Radiotherapie
Radiotherapie is een behandeling waarbij gebruik wordt gemaakt van straling. Vooral sneldelende cellen, dat zijn kankercellen vaak, zijn gevoelig voor straling. De straling zorgt dat het DNA in de cel beschadigd raakt en dat de cel bij de eerstvolgende deling afsterft en wordt opgeruimd.
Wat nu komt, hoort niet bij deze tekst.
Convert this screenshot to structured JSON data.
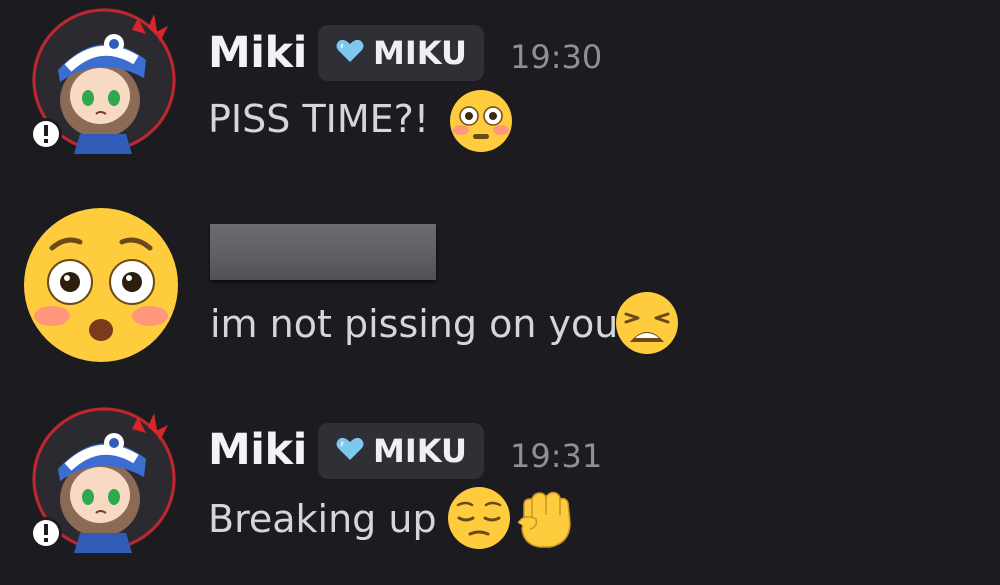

De grootte van de tumor of het gezwel neemt hierdoor af.
Het apparaat
Vroeger werd bestraling gegeven met betrekkelijk eenvoudige bestralingsapparaten (zogenaamde orthovoltage apparaten of Kobaltapparaten). Hiermee was het moeilijk om de kankercellen goed te bestralen en het gezonde weefsel te sparen. Tegenwoordig wordt gebruik gemaakt van lineaire versnellers, die bestralingen veel nauwkeuriger kunnen toedienen.
Lineaire versneller
De behandeling
Radiotherapie is een lokale behandeling, het heeft alleen effect op het gebied waar bestraald wordt. Vaak liggen naast de kankercellen ook gezonde cellen. Gelukkig zijn de gezonde cellen iets minder gevoelig voor de straling, omdat ze vaak minder snel delen en een sterker mechanisme hebben om fouten in het DNA te herstellen. Om gezonde cellen de kans te geven zich te herstellen, wordt radiotherapie vaak in kleine porties, zogenaamde fracties, gegeven. Afhankelijk van de grootte van het bestralingsgebied (het aantal kliergebieden) wordt de bestraling in een of meerdere series bestralingen van circa drie tot vier weken gegeven, waarin de patiënt vier a vijf keer per week wordt bestraald.